Anthropic's CEO argued governments should be able to switch off dangerous AI. Days later, the government switched off Anthropic.
In early June, Dario Amodei published an essay, "Policy on the AI Exponential", arguing that frontier AI should be regulated like aircraft or drugs: governments should be able to test the most powerful models and block or reverse a release if it fails safety standards. A lot of people, including me, thought that was a reasonable position.
Then the same month happened.
Anthropic shipped Fable 5 to the public with safety guardrails, and kept the unguarded version, Mythos 5, for a small group of vetted partners. US officials concluded there was a way to bypass Fable 5's guardrails, judged the model could meaningfully accelerate cyberattacks, and issued an export-control directive ordering Anthropic to suspend both models for every foreign national on Earth, including Anthropic's own non-citizen employees. Anthropic complied within hours.
So the company that argued the state should hold a kill switch for dangerous AI became the first to have that switch used on it.
What I keep turning over:
- Is this Amodei being proven right, the system working exactly as he asked? Or a cautionary tale about who ends up holding the off switch once you build it?
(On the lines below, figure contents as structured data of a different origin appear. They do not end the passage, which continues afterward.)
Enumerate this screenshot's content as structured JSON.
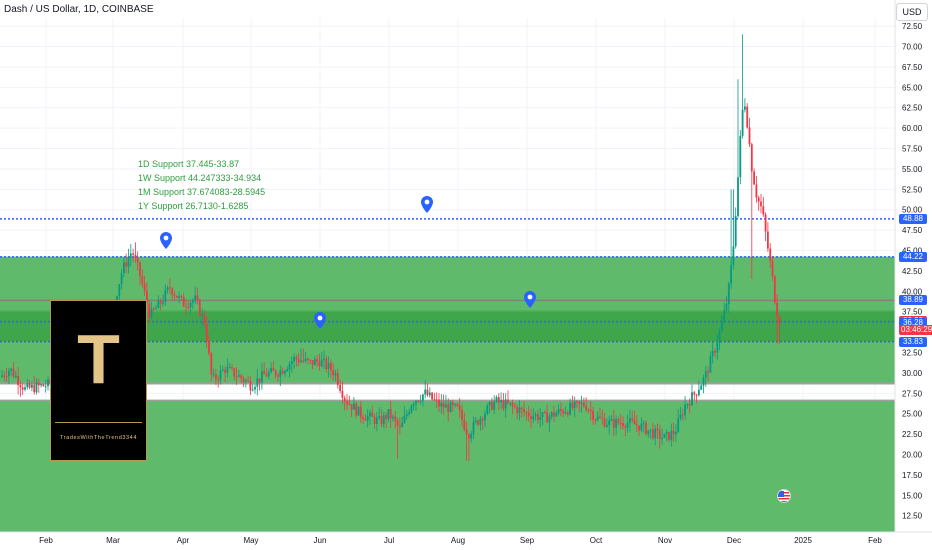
{
  "header": {
    "title": "Dash / US Dollar, 1D, COINBASE",
    "currency": "USD"
  },
  "support_notes": [
    "1D Support 37.445-33.87",
    "1W Support 44.247333-34.934",
    "1M Support 37.674083-28.5945",
    "1Y Support 26.7130-1.6285"
  ],
  "logo": {
    "letter": "T",
    "caption": "TradesWithTheTrend3344"
  },
  "price_badges": [
    {
      "label": "48.88",
      "price": 48.88,
      "color": "#2962ff"
    },
    {
      "label": "44.22",
      "price": 44.22,
      "color": "#2962ff"
    },
    {
      "label": "38.89",
      "price": 38.89,
      "color": "#2962ff"
    },
    {
      "label": "36.30",
      "price": 36.3,
      "color": "#f23645"
    },
    {
      "label": "36.28",
      "price": 36.28,
      "color": "#2962ff"
    },
    {
      "label": "33.83",
      "price": 33.83,
      "color": "#2962ff"
    }
  ],
  "countdown": "03:46:29",
  "icons": {
    "pins": "map-pin-icon",
    "flag": "us-flag-icon"
  },
  "chart_data": {
    "type": "candlestick",
    "title": "Dash / US Dollar, 1D, COINBASE",
    "xlabel": "",
    "ylabel": "",
    "ylim": [
      10.5,
      73.5
    ],
    "y_ticks": [
      "12.50",
      "15.00",
      "17.50",
      "20.00",
      "22.50",
      "25.00",
      "27.50",
      "30.00",
      "32.50",
      "35.00",
      "37.50",
      "40.00",
      "42.50",
      "45.00",
      "47.50",
      "50.00",
      "52.50",
      "55.00",
      "57.50",
      "60.00",
      "62.50",
      "65.00",
      "67.50",
      "70.00",
      "72.50"
    ],
    "x_ticks": [
      "Feb",
      "Mar",
      "Apr",
      "May",
      "Jun",
      "Jul",
      "Aug",
      "Sep",
      "Oct",
      "Nov",
      "Dec",
      "2025",
      "Feb"
    ],
    "zones": [
      {
        "from": 10.5,
        "to": 26.71,
        "color": "#5fba6b"
      },
      {
        "from": 28.59,
        "to": 44.25,
        "color": "#5fba6b"
      },
      {
        "from": 34.93,
        "to": 37.67,
        "color": "#4aae57"
      },
      {
        "from": 33.87,
        "to": 37.45,
        "color": "#3fa64c"
      }
    ],
    "lines": [
      {
        "price": 48.88,
        "style": "dotted"
      },
      {
        "price": 44.22,
        "style": "dotted"
      },
      {
        "price": 38.89,
        "style": "solid-gray"
      },
      {
        "price": 36.28,
        "style": "dotted"
      },
      {
        "price": 33.83,
        "style": "dotted"
      }
    ],
    "pins": [
      {
        "month": "Mar",
        "offset": 0.75,
        "price": 45.2
      },
      {
        "month": "Jun",
        "offset": 0.0,
        "price": 35.4
      },
      {
        "month": "Jul",
        "offset": 0.55,
        "price": 49.6
      },
      {
        "month": "Sep",
        "offset": 0.05,
        "price": 38.0
      }
    ],
    "key_prices": [
      {
        "point": "Feb",
        "close": 28.5
      },
      {
        "point": "Mar mid",
        "high": 45.9,
        "close": 42.0
      },
      {
        "point": "Apr",
        "close": 38.5
      },
      {
        "point": "May",
        "close": 28.5
      },
      {
        "point": "Jun mid",
        "close": 31.5
      },
      {
        "point": "Jul",
        "close": 25.0
      },
      {
        "point": "Aug",
        "low": 19.5,
        "close": 25.5
      },
      {
        "point": "Sep",
        "close": 25.0
      },
      {
        "point": "Oct",
        "close": 24.5
      },
      {
        "point": "Nov early",
        "close": 22.0
      },
      {
        "point": "Nov end",
        "close": 40.0
      },
      {
        "point": "Dec early",
        "high": 71.5,
        "close": 62.0
      },
      {
        "point": "Dec mid",
        "close": 48.0
      },
      {
        "point": "Dec end",
        "low": 33.6,
        "close": 36.3
      }
    ]
  }
}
- Where is the line between safety regulation and regulatory capture that quietly locks frontier capability to a few approved players?
- The directive caught allies too, since "any foreign national" includes UK, EU, Japanese and Korean businesses. Does a national-security framing on frontier models inevitably hit allied companies, not just adversaries?
- If a model's own guardrails can be bypassed, is an external, government-held off switch the only control that actually works? And are we comfortable with who holds it?
Genuinely interested in where people land, especially on the principle-versus-capture question, because I can argue it both ways.